Quality estimation scores

browsermt / bergamot-translator

Cross platform C++ library focusing on optimized machine translation on the consumer-grade device.

http://browser.mt

Mozilla Public License 2.0

333 stars 38 forks source link

Quality estimation scores #242

Open andrenatal opened 2 years ago

andrenatal commented 2 years ago

We now have the bindings for quality estimation being exposed by the wasm module to the javascript frontend like mentioned here: https://github.com/browsermt/bergamot-translator/pull/239, but there's no documentation on how the QE UI should perform in regards of highlighting the low-confidence words for example, and what scores determine such words.

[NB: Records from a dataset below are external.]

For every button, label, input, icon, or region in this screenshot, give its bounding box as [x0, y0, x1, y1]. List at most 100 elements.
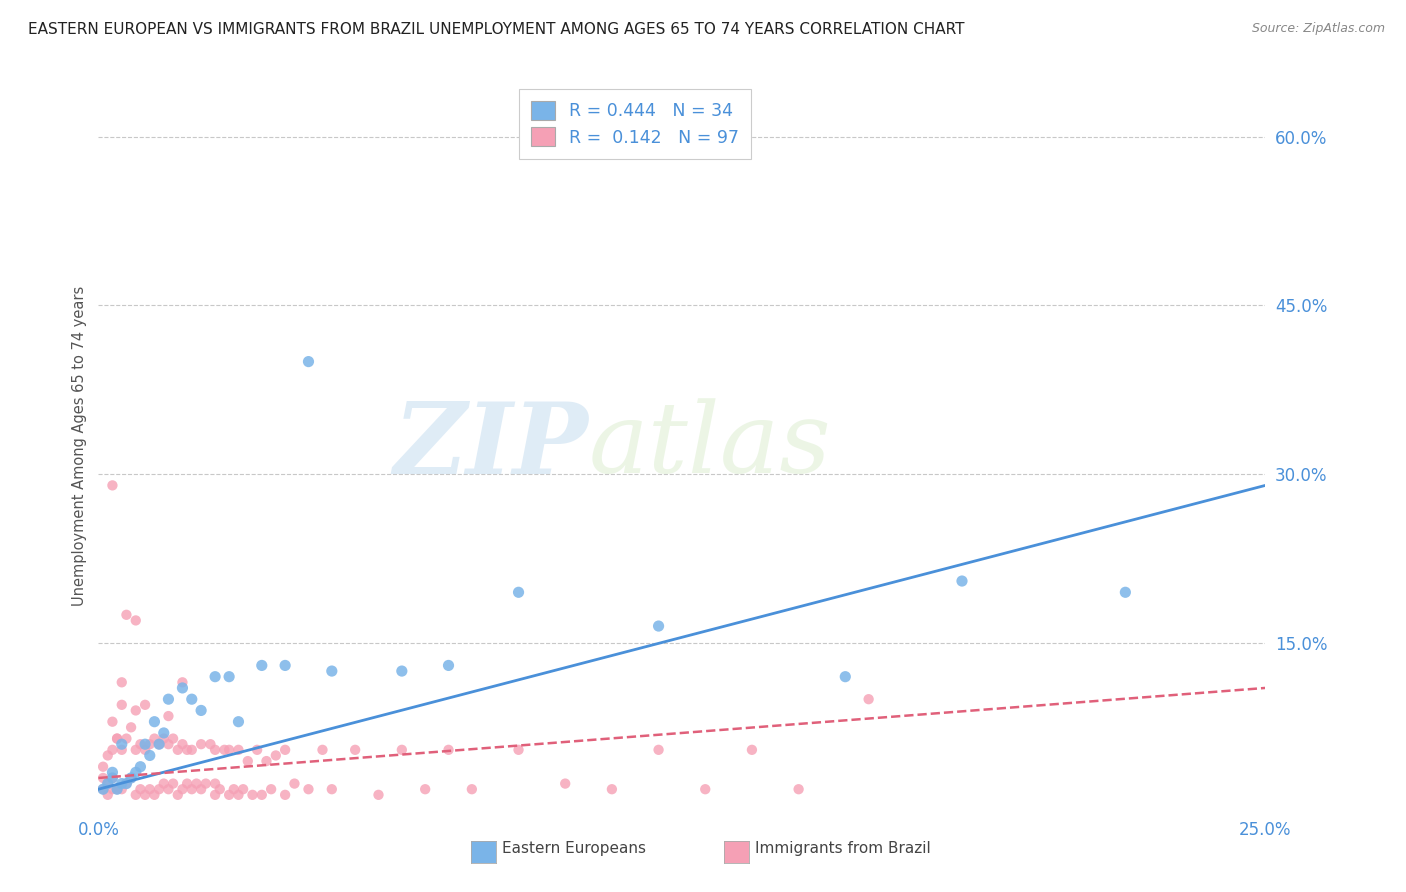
Point [274, 788, 297, 802]
Point [180, 692, 202, 706]
Point [176, 776, 198, 790]
Point [260, 782, 283, 797]
Point [134, 788, 156, 802]
Point [647, 743, 669, 757]
Point [111, 737, 134, 751]
Point [125, 614, 148, 628]
Point [180, 782, 202, 797]
Point [256, 754, 278, 768]
Point [228, 743, 250, 757]
Point [97, 788, 120, 802]
Point [157, 709, 180, 723]
Text: Source: ZipAtlas.com: Source: ZipAtlas.com [1251, 22, 1385, 36]
Point [157, 737, 180, 751]
Text: atlas: atlas [589, 399, 831, 493]
Point [97, 776, 120, 790]
Point [115, 607, 138, 622]
Point [120, 771, 142, 785]
Point [834, 670, 856, 684]
Point [111, 743, 134, 757]
Point [204, 788, 226, 802]
Point [152, 776, 174, 790]
Point [91, 760, 114, 774]
Point [125, 743, 148, 757]
Point [264, 748, 287, 763]
Point [139, 782, 162, 797]
Point [283, 776, 305, 790]
Text: EASTERN EUROPEAN VS IMMIGRANTS FROM BRAZIL UNEMPLOYMENT AMONG AGES 65 TO 74 YEAR: EASTERN EUROPEAN VS IMMIGRANTS FROM BRAZ… [28, 22, 965, 37]
Point [101, 765, 124, 780]
Point [97, 776, 120, 790]
Point [115, 776, 138, 790]
Point [228, 714, 250, 729]
Point [218, 788, 240, 802]
Point [129, 782, 152, 797]
Point [194, 776, 217, 790]
Text: Immigrants from Brazil: Immigrants from Brazil [755, 841, 931, 856]
Point [190, 703, 212, 717]
Point [218, 670, 240, 684]
Point [101, 478, 124, 492]
Point [139, 737, 162, 751]
Point [166, 743, 188, 757]
Point [204, 743, 226, 757]
Point [321, 664, 343, 678]
Point [105, 782, 128, 797]
Point [111, 698, 134, 712]
Point [391, 664, 413, 678]
Point [101, 771, 124, 785]
Point [125, 765, 148, 780]
Point [91, 771, 114, 785]
Point [157, 782, 180, 797]
Text: ZIP: ZIP [394, 398, 589, 494]
Point [208, 782, 231, 797]
Point [134, 737, 156, 751]
Point [152, 731, 174, 746]
Point [152, 726, 174, 740]
Point [695, 782, 717, 797]
Point [391, 743, 413, 757]
Point [246, 743, 269, 757]
Point [437, 743, 460, 757]
Point [321, 782, 343, 797]
Point [787, 782, 810, 797]
Point [508, 743, 530, 757]
Point [274, 658, 297, 673]
Point [101, 714, 124, 729]
Point [186, 776, 208, 790]
Point [143, 731, 166, 746]
Point [91, 782, 114, 797]
Point [157, 692, 180, 706]
Point [554, 776, 576, 790]
Point [143, 714, 166, 729]
Point [236, 754, 259, 768]
Point [218, 743, 240, 757]
Point [367, 788, 389, 802]
Point [162, 776, 184, 790]
Point [950, 574, 973, 588]
Point [115, 776, 138, 790]
Point [105, 731, 128, 746]
Point [600, 782, 623, 797]
Point [91, 782, 114, 797]
Point [134, 743, 156, 757]
Point [190, 782, 212, 797]
Text: Eastern Europeans: Eastern Europeans [502, 841, 645, 856]
Point [311, 743, 333, 757]
Point [190, 737, 212, 751]
Point [180, 743, 202, 757]
Point [120, 720, 142, 734]
Point [172, 737, 194, 751]
Point [125, 788, 148, 802]
Point [222, 782, 245, 797]
Point [101, 743, 124, 757]
Point [461, 782, 484, 797]
Point [344, 743, 367, 757]
Point [172, 675, 194, 690]
Point [111, 782, 134, 797]
Point [413, 782, 436, 797]
Point [297, 354, 319, 368]
Point [741, 743, 763, 757]
Legend: R = 0.444   N = 34, R =  0.142   N = 97: R = 0.444 N = 34, R = 0.142 N = 97 [519, 89, 751, 159]
Point [274, 743, 297, 757]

In order to proceed with the development of functionality, we need proper documentation on how the UI should behave.

kpu commented 2 years ago

Regarding how it is presented, see deliverable 1.3: https://github.com/browsermt/coordination/blob/master/docs/D1.3-Bergamot_User_interface_with_quality_estimation.pdf

Regarding how numbers map to what confidence to show, @mfomicheva ?

andrenatal commented 2 years ago

I've already asked this over email on Thursday but haven't received any response.

mfomicheva commented 2 years ago

@andrenatal I have answered by email.

ChrisBurnsOneOne commented 2 years ago

Mateo & co. suggested that QE presentation should use word level estimates with either a single critical criterion (values for major or critically low QE) or "fine grain" markup with up to 3 criterion values (Minor, Major & Critical) to be effective using coloured text to indicate these.

There are examples of text-colouring visual effects on pages 21 and 25 of the PDF at https://github.com/browsermt/coordination/blob/master/docs/D1.3-Bergamot_User_interface_with_quality_estimation.pdf

This might be useful to be able to toggle on or off as desired; if there's a lot of QE markup onscreen, the display will get visually "busy" quickly. I tried out that experiment and barely noticed the markup. Fast readers are able to read through short simple text, apprehend the meaning & quality of the translation. and make a decision themselves about the text before actually consulting the markup.

kpu commented 2 years ago

You're going to need to be more specific about which colors to use and what to do if they clash with the background.

ChrisBurnsOneOne commented 2 years ago

The examples listed on pages 21 & 25 show white backgrounds working well with blue, green and red. Currently there are no palette options in the app anyway.

kpu commented 2 years ago

Currently there are no palette options in the app anyway.

The purpose of this issue is to discuss what the app should do.

ChrisBurnsOneOne commented 2 years ago

I suggest :

-Allow the user to disable QE markup altogether. -Use coloured text for any QE markup in use. -Allow the user to choose between either 1 level (critically low; coloured red) or 3 levels (minor/green; major/blue or orange & critical/red) of QE markup. -Allow the user to change these colours according to personal preference using e.g. a 256-colour pallete if desired.

mfomicheva commented 2 years ago

I don't think there can be a sensible mapping to 3 levels with the current version of QE. So it's better to use binary markup: error vs. no-error.

ChrisBurnsOneOne commented 2 years ago

The linked study mentioned it didn't always help in user acceptance of the translation anyway, so I don't see having only error vs. no-error as a major problem. If it can also be disabled entirely, this simplifies things either way. From what I recall about the experiment in D1.3, these levels were arbitrary values as QE markup didn't exist at all when it was conducted.